Advancement Made in the Visualization of Large, Complex Datasets

An improvement to the premier data visualization tool t-distributed Stochastic Neighborhood Embedding (t-SNE), called optimized-t-SNE (opt-SNE), shines new light on researchers’ ability to view exactly what is in their datasets.

opt-SNE is an advancement of the widely used t-SNE created nearly 10 years ago. While t-SNE can accurately analyze approximately half a million cells in any given sample, in recent years, single cell datasets have become much larger. With opt-SNE, researchers can now visualize data from samples containing tens of millions of cells with unprecedented resolution.

The development of opt-SNE was led by Anna Belkina, MD, PhD, assistant professor of pathology and laboratory medicine.

In addition to its capacity to properly process big datasets, opt-SNE was also able to successfully visualize very small, distinct populations of cells in the blood samples tested (with each cell in these groups as rare as one in a hundred thousand of the total number of cells in the sample). Prior to opt-SNE, this accurate, large-scale visualization with simultaneous magnification of miniscule populations was not possible. “t-SNE was originally a “one-size-fits-all” algorithm, but opt-SNE computations are tailored to each individual dataset and this allows both a birds-eye and up-close view of what is in your sample. With opt-SNE, both the haystack and the needles within it can be seen,” explained Dr. Belkina, the corresponding author of the study. “It is a particularly valuable tool for the investigation of cytometry and single cell transcriptomics data”.

The visualization of different populations within a sample of 20 million human blood cells using t-SNE (left) and opt-SNE (middle, right)

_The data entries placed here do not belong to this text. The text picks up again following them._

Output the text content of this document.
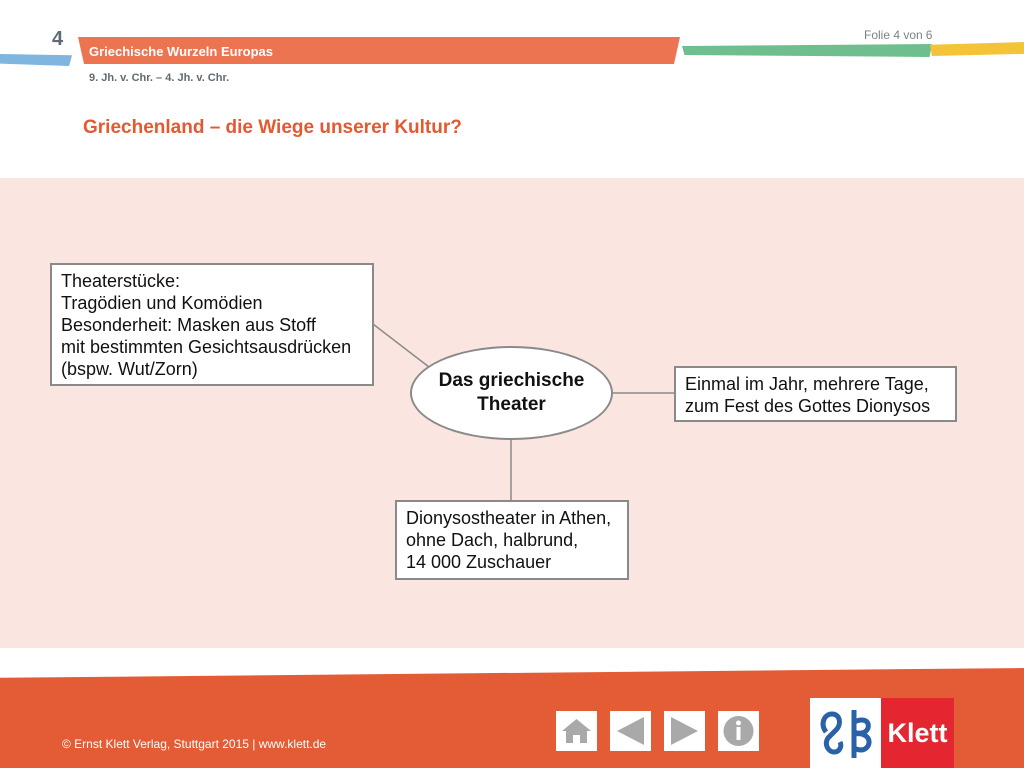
4
Griechische Wurzeln Europas
Folie 4 von 6
9. Jh. v. Chr. – 4. Jh. v. Chr.
Griechenland – die Wiege unserer Kultur?
Theaterstücke:
Tragödien und Komödien
Besonderheit: Masken aus Stoff
mit bestimmten Gesichtsausdrücken
(bspw. Wut/Zorn)
Das griechische
Theater
Einmal im Jahr, mehrere Tage,
zum Fest des Gottes Dionysos
Dionysostheater in Athen,
ohne Dach, halbrund,
14 000 Zuschauer
© Ernst Klett Verlag, Stuttgart 2015 | www.klett.de	Klett
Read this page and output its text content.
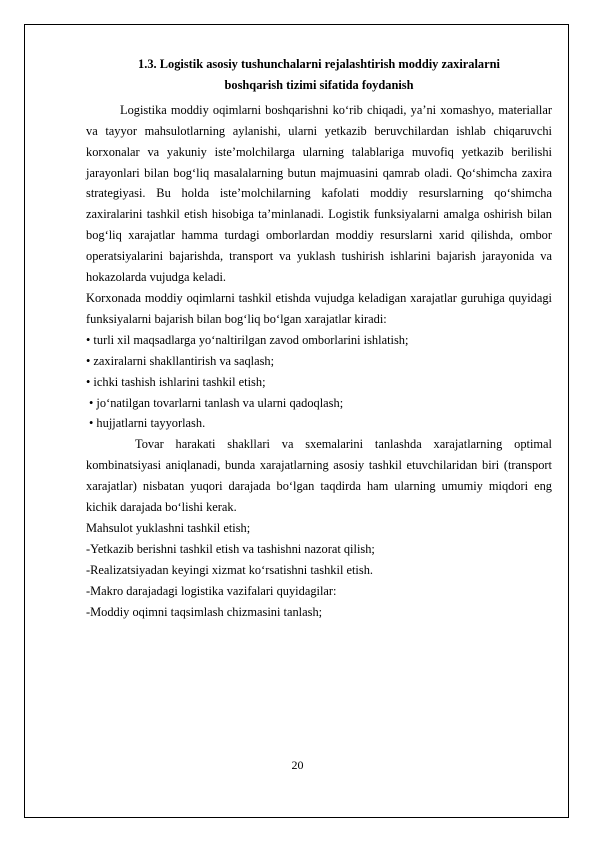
1.3. Logistik asosiy tushunchalarni rejalashtirish moddiy zaxiralarni
boshqarish tizimi sifatida foydanish

Logistika moddiy oqimlarni boshqarishni ko‘rib chiqadi, ya’ni xomashyo, materiallar va tayyor mahsulotlarning aylanishi, ularni yetkazib beruvchilardan ishlab chiqaruvchi korxonalar va yakuniy iste’molchilarga ularning talablariga muvofiq yetkazib berilishi jarayonlari bilan bog‘liq masalalarning butun majmuasini qamrab oladi. Qo‘shimcha zaxira strategiyasi. Bu holda iste’molchilarning kafolati moddiy resurslarning qo‘shimcha zaxiralarini tashkil etish hisobiga ta’minlanadi. Logistik funksiyalarni amalga oshirish bilan bog‘liq xarajatlar hamma turdagi omborlardan moddiy resurslarni xarid qilishda, ombor operatsiyalarini bajarishda, transport va yuklash tushirish ishlarini bajarish jarayonida va hokazolarda vujudga keladi.

Korxonada moddiy oqimlarni tashkil etishda vujudga keladigan xarajatlar guruhiga quyidagi funksiyalarni bajarish bilan bog‘liq bo‘lgan xarajatlar kiradi:

• turli xil maqsadlarga yo‘naltirilgan zavod omborlarini ishlatish;

• zaxiralarni shakllantirish va saqlash;

• ichki tashish ishlarini tashkil etish;

• jo‘natilgan tovarlarni tanlash va ularni qadoqlash;

• hujjatlarni tayyorlash.

Tovar harakati shakllari va sxemalarini tanlashda xarajatlarning optimal kombinatsiyasi aniqlanadi, bunda xarajatlarning asosiy tashkil etuvchilaridan biri (transport xarajatlar) nisbatan yuqori darajada bo‘lgan taqdirda ham ularning umumiy miqdori eng kichik darajada bo‘lishi kerak.

Mahsulot yuklashni tashkil etish;

-Yetkazib berishni tashkil etish va tashishni nazorat qilish;

-Realizatsiyadan keyingi xizmat ko‘rsatishni tashkil etish.

-Makro darajadagi logistika vazifalari quyidagilar:

-Moddiy oqimni taqsimlash chizmasini tanlash;

20
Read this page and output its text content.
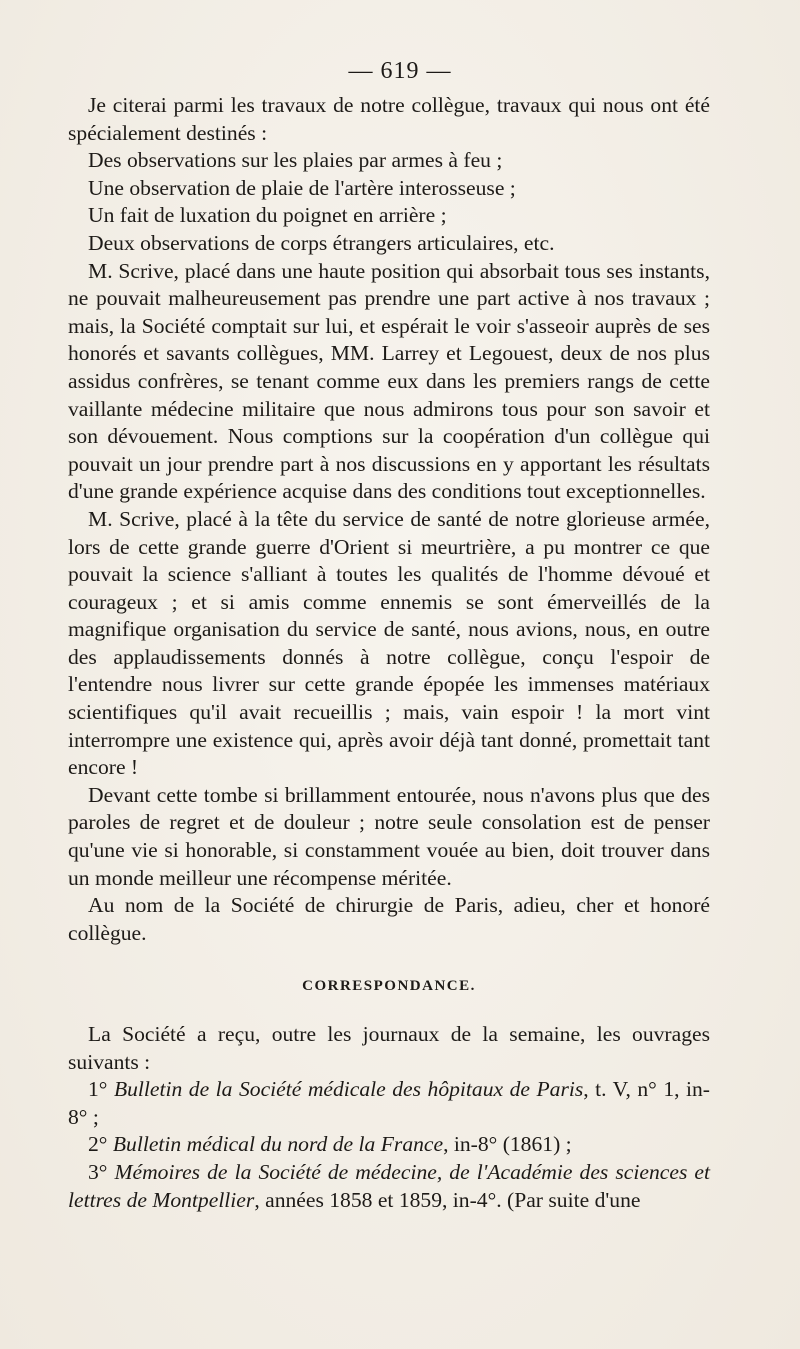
— 619 —

Je citerai parmi les travaux de notre collègue, travaux qui nous ont été spécialement destinés :

Des observations sur les plaies par armes à feu ;

Une observation de plaie de l'artère interosseuse ;

Un fait de luxation du poignet en arrière ;

Deux observations de corps étrangers articulaires, etc.

M. Scrive, placé dans une haute position qui absorbait tous ses instants, ne pouvait malheureusement pas prendre une part active à nos travaux ; mais, la Société comptait sur lui, et espérait le voir s'asseoir auprès de ses honorés et savants collègues, MM. Larrey et Legouest, deux de nos plus assidus confrères, se tenant comme eux dans les premiers rangs de cette vaillante médecine militaire que nous admirons tous pour son savoir et son dévouement. Nous comptions sur la coopération d'un collègue qui pouvait un jour prendre part à nos discussions en y apportant les résultats d'une grande expérience acquise dans des conditions tout exceptionnelles.

M. Scrive, placé à la tête du service de santé de notre glorieuse armée, lors de cette grande guerre d'Orient si meurtrière, a pu montrer ce que pouvait la science s'alliant à toutes les qualités de l'homme dévoué et courageux ; et si amis comme ennemis se sont émerveillés de la magnifique organisation du service de santé, nous avions, nous, en outre des applaudissements donnés à notre collègue, conçu l'espoir de l'entendre nous livrer sur cette grande épopée les immenses matériaux scientifiques qu'il avait recueillis ; mais, vain espoir ! la mort vint interrompre une existence qui, après avoir déjà tant donné, promettait tant encore !

Devant cette tombe si brillamment entourée, nous n'avons plus que des paroles de regret et de douleur ; notre seule consolation est de penser qu'une vie si honorable, si constamment vouée au bien, doit trouver dans un monde meilleur une récompense méritée.

Au nom de la Société de chirurgie de Paris, adieu, cher et honoré collègue.

CORRESPONDANCE.

La Société a reçu, outre les journaux de la semaine, les ouvrages suivants :

1° Bulletin de la Société médicale des hôpitaux de Paris, t. V, n° 1, in-8° ;

2° Bulletin médical du nord de la France, in-8° (1861) ;

3° Mémoires de la Société de médecine, de l'Académie des sciences et lettres de Montpellier, années 1858 et 1859, in-4°. (Par suite d'une
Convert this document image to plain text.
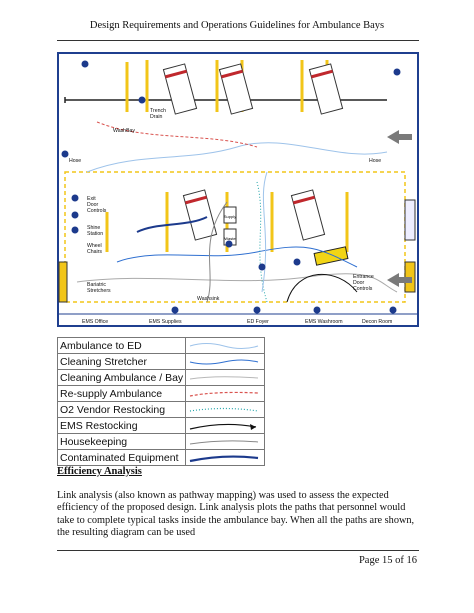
Design Requirements and Operations Guidelines for Ambulance Bays
Supply
Waste
EMS Office	EMS Supplies	ED Foyer	EMS Washroom	Decon Room
WashBay
Trench Drain
Hose	Hose
Exit Door Controls
Shine Station
Wheel Chairs
Bariatric Stretchers
Washsink
Entrance Door Controls
Ambulance to ED	

Cleaning Stretcher	

Cleaning Ambulance / Bay	

Re-supply Ambulance	

O2 Vendor Restocking	

EMS Restocking	

Housekeeping	

Contaminated Equipment	
Efficiency Analysis
Link analysis (also known as pathway mapping) was used to assess the expected efficiency of the proposed design. Link analysis plots the paths that personnel would take to complete typical tasks inside the ambulance bay. When all the paths are shown, the resulting diagram can be used
Page 15 of 16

opt-SNE allows researchers to pinpoint previously undetectable features that distinguish diseased samples from controls. This new lens into disease states may reveal novel targets for therapies as well as new biological phenomena. This approach is already in use by multiple research groups due to Dr. Belkina’s ongoing collaborations with developers of major single cell data analysis platforms who enabled opt-SNE implementation into the Omiq.ai cloud analysis platform (Christopher Ciccolella, MS) and FlowJo software (Josef Spidlen, PhD and Richard Halpert, PhD) and co-authored the manuscript. An open-source opt-SNE package has also been released.

Additional co-authors of the study, which appears online in Nature Communications, include Rina Anno, PhD and Jennifer Snyder-Cappione, PhD.


Funding for this study was provided by the National Institutes of Health (Grant RO1AG060890-0).

Editors Note: C.O.C. is a founder of Omiq, Inc. R.H. and J.S. are employees of Beckton Dickinson (BD); FlowJo is a subsidiary of BD. The remaining authors declare no competing interests.